A few months ago, without any warning, I was suddenly transferred from the Pontiac prison, where I had been for about 22 years, to Stateville Correctional Center. Indeed there are striking differences between the two. Stateville is a much larger prison, more imposing, and has an enormous wall surrounding it. It was built after Pontiac, but is deteriorating badly and seems older. The atmosphere here is very different, as though it is stuck in time somewhere back in the 1960’s. It’s a peculiar feeling.

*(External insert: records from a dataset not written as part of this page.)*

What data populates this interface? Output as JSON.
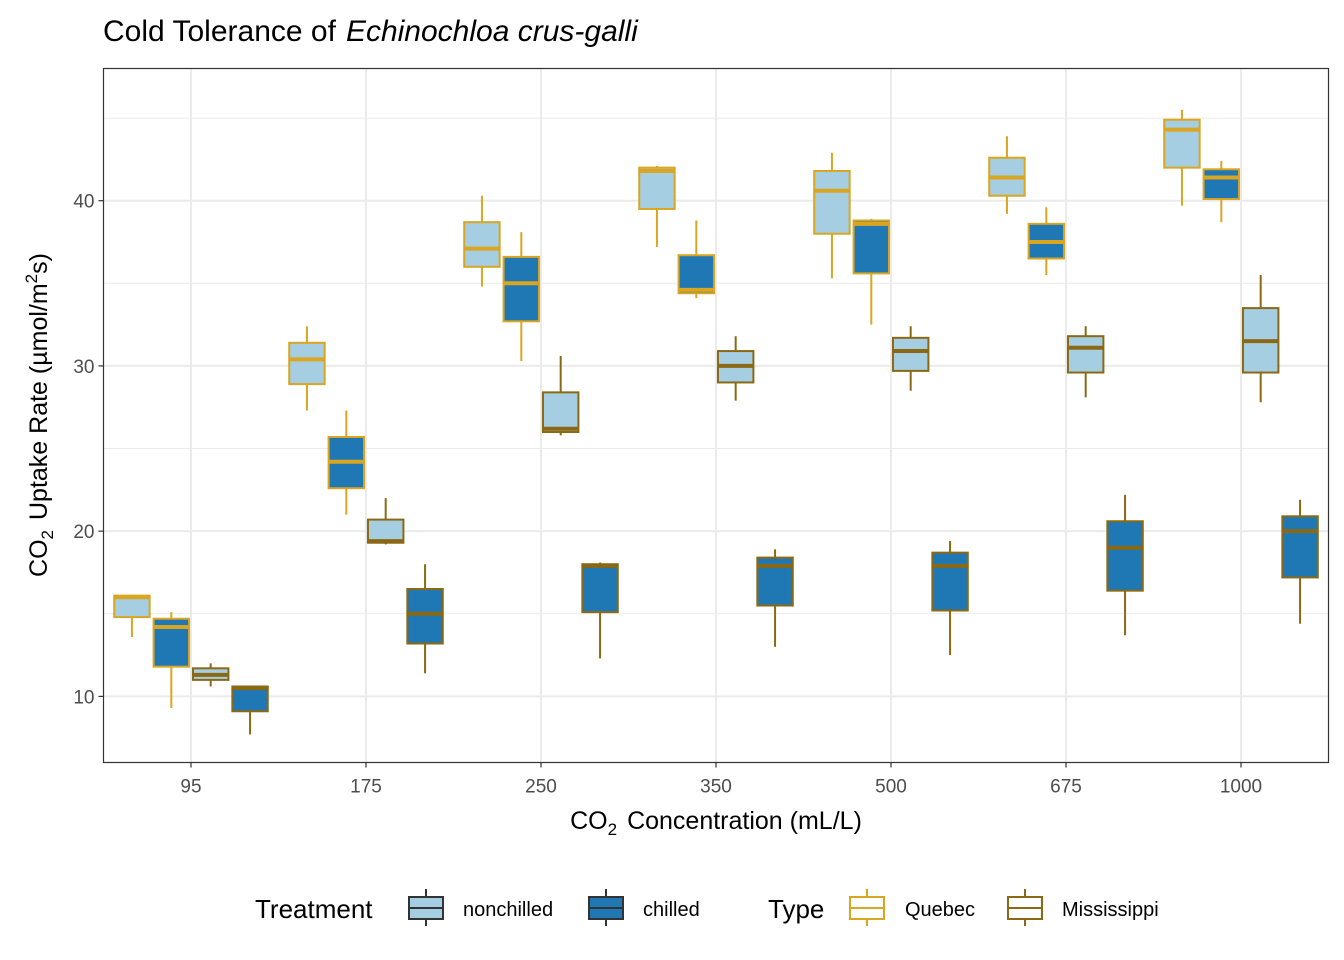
{
  "chart_data": {
    "type": "box",
    "title_prefix": "Cold Tolerance of",
    "title_species": "Echinochloa crus-galli",
    "xlabel_main": "CO",
    "xlabel_sub": "2",
    "xlabel_rest": "Concentration (mL/L)",
    "ylabel_main": "CO",
    "ylabel_sub": "2",
    "ylabel_rest": "Uptake Rate (µmol/m",
    "ylabel_sup": "2",
    "ylabel_end": "s)",
    "categories": [
      "95",
      "175",
      "250",
      "350",
      "500",
      "675",
      "1000"
    ],
    "y_ticks": [
      10,
      20,
      30,
      40
    ],
    "ylim": [
      6,
      48
    ],
    "grid": true,
    "legend_position": "bottom",
    "groups": [
      {
        "type": "Quebec",
        "treatment": "nonchilled",
        "boxes": [
          {
            "min": 13.6,
            "q1": 14.8,
            "median": 16.0,
            "q3": 16.1,
            "max": 16.1
          },
          {
            "min": 27.3,
            "q1": 28.9,
            "median": 30.4,
            "q3": 31.4,
            "max": 32.4
          },
          {
            "min": 34.8,
            "q1": 36.0,
            "median": 37.1,
            "q3": 38.7,
            "max": 40.3
          },
          {
            "min": 37.2,
            "q1": 39.5,
            "median": 41.8,
            "q3": 42.0,
            "max": 42.1
          },
          {
            "min": 35.3,
            "q1": 38.0,
            "median": 40.6,
            "q3": 41.8,
            "max": 42.9
          },
          {
            "min": 39.2,
            "q1": 40.3,
            "median": 41.4,
            "q3": 42.6,
            "max": 43.9
          },
          {
            "min": 39.7,
            "q1": 42.0,
            "median": 44.3,
            "q3": 44.9,
            "max": 45.5
          }
        ]
      },
      {
        "type": "Quebec",
        "treatment": "chilled",
        "boxes": [
          {
            "min": 9.3,
            "q1": 11.8,
            "median": 14.2,
            "q3": 14.7,
            "max": 15.1
          },
          {
            "min": 21.0,
            "q1": 22.6,
            "median": 24.2,
            "q3": 25.7,
            "max": 27.3
          },
          {
            "min": 30.3,
            "q1": 32.7,
            "median": 35.0,
            "q3": 36.6,
            "max": 38.1
          },
          {
            "min": 34.1,
            "q1": 34.4,
            "median": 34.6,
            "q3": 36.7,
            "max": 38.8
          },
          {
            "min": 32.5,
            "q1": 35.6,
            "median": 38.6,
            "q3": 38.8,
            "max": 38.9
          },
          {
            "min": 35.5,
            "q1": 36.5,
            "median": 37.5,
            "q3": 38.6,
            "max": 39.6
          },
          {
            "min": 38.7,
            "q1": 40.1,
            "median": 41.4,
            "q3": 41.9,
            "max": 42.4
          }
        ]
      },
      {
        "type": "Mississippi",
        "treatment": "nonchilled",
        "boxes": [
          {
            "min": 10.6,
            "q1": 11.0,
            "median": 11.3,
            "q3": 11.7,
            "max": 12.0
          },
          {
            "min": 19.2,
            "q1": 19.3,
            "median": 19.4,
            "q3": 20.7,
            "max": 22.0
          },
          {
            "min": 25.8,
            "q1": 26.0,
            "median": 26.2,
            "q3": 28.4,
            "max": 30.6
          },
          {
            "min": 27.9,
            "q1": 29.0,
            "median": 30.0,
            "q3": 30.9,
            "max": 31.8
          },
          {
            "min": 28.5,
            "q1": 29.7,
            "median": 30.9,
            "q3": 31.7,
            "max": 32.4
          },
          {
            "min": 28.1,
            "q1": 29.6,
            "median": 31.1,
            "q3": 31.8,
            "max": 32.4
          },
          {
            "min": 27.8,
            "q1": 29.6,
            "median": 31.5,
            "q3": 33.5,
            "max": 35.5
          }
        ]
      },
      {
        "type": "Mississippi",
        "treatment": "chilled",
        "boxes": [
          {
            "min": 7.7,
            "q1": 9.1,
            "median": 10.5,
            "q3": 10.6,
            "max": 10.6
          },
          {
            "min": 11.4,
            "q1": 13.2,
            "median": 15.0,
            "q3": 16.5,
            "max": 18.0
          },
          {
            "min": 12.3,
            "q1": 15.1,
            "median": 17.9,
            "q3": 18.0,
            "max": 18.1
          },
          {
            "min": 13.0,
            "q1": 15.5,
            "median": 17.9,
            "q3": 18.4,
            "max": 18.9
          },
          {
            "min": 12.5,
            "q1": 15.2,
            "median": 17.9,
            "q3": 18.7,
            "max": 19.4
          },
          {
            "min": 13.7,
            "q1": 16.4,
            "median": 19.0,
            "q3": 20.6,
            "max": 22.2
          },
          {
            "min": 14.4,
            "q1": 17.2,
            "median": 20.0,
            "q3": 20.9,
            "max": 21.9
          }
        ]
      }
    ],
    "legend": {
      "treatment_title": "Treatment",
      "treatment_items": [
        {
          "label": "nonchilled",
          "fill": "#a6cee3"
        },
        {
          "label": "chilled",
          "fill": "#1f78b4"
        }
      ],
      "type_title": "Type",
      "type_items": [
        {
          "label": "Quebec",
          "color": "#daa520"
        },
        {
          "label": "Mississippi",
          "color": "#8b6914"
        }
      ]
    },
    "colors": {
      "nonchilled_fill": "#a6cee3",
      "chilled_fill": "#1f78b4",
      "quebec_line": "#daa520",
      "mississippi_line": "#8b6914",
      "grid": "#ebebeb",
      "panel_border": "#333333"
    }
  }
}
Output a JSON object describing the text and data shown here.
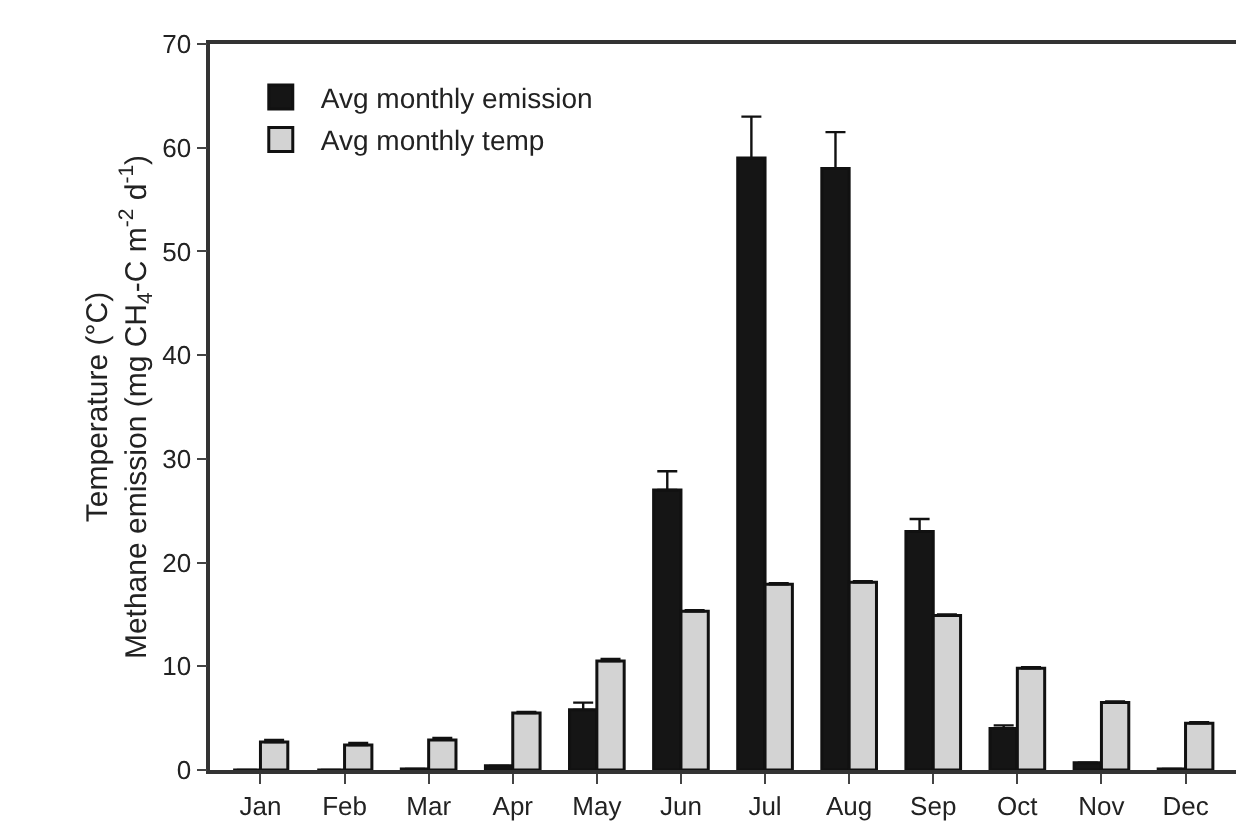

Though I am feeling more at ease than when I first arrived here, I will always remain wary simply because this is Stateville, a facility with a long and infamous history of violence, abuse, and death. Stateville was once the crown jewel in Illinois’ prison system, with the world’s largest cellhouse and the world’s only round cellhouses, home to many of the Chicago gangsters and mobsters of the 1920’s and 1930’s and the street gang leaders and countless gang members of the 80’s and 90’s. This is the place where John Wayne Gacy and many others were executed (I currently live in the old Death House, “X-unit.”). Stateville has also been used in many Hollywood movies. It is a place that should be demolished and the earth bulldozed so that no trace of it remains. It is a place people come to and, very often, never leave alive. I believe you’ll have a firsthand understanding when you come and see this place for yourself.
The second chaplain was a jewel in this horrendous prison system. He made sure the chapel was quiet for the ceremony and even turned on the air-con prior to my arrival so that we could sit in this room with no windows. He smiled at people—not only staff but the inmates as well—and when I asked him about his upbeat attitude in an environment than normally makes staff and residents alike depressed and tough, he responded that he refused to let the environment affect him adversely. Bottom line was he saw everyone as human beings worthy of respect.
He said I was the first Buddhist clergy to enter the prison and asked if I would be willing to begin a group. Living far away, I couldn’t accept, as much as I would have liked to.
The feeling at Stateville was tough. As we walked to the chapel, we passed cages in the corridor with human beings inside. My instinct is to smile at people, and I do this in all prison visits, but this time I wondered if a smile to human beings in cages was appropriate. Would they accept it as the gesture of friendliness it was, or would they be angry, thinking I was scorning them in their humiliating situation? I had no way of knowing.
Giving the bodhisattva vows to an aspiring bodhisattva in these conditions felt like a direct snub to cyclic existence. It was swimming upstream with confidence and hope. It was a proclamation to the invincibility of human goodness. I admire R.L.’s attitude and am grateful to have been requested to encourage it.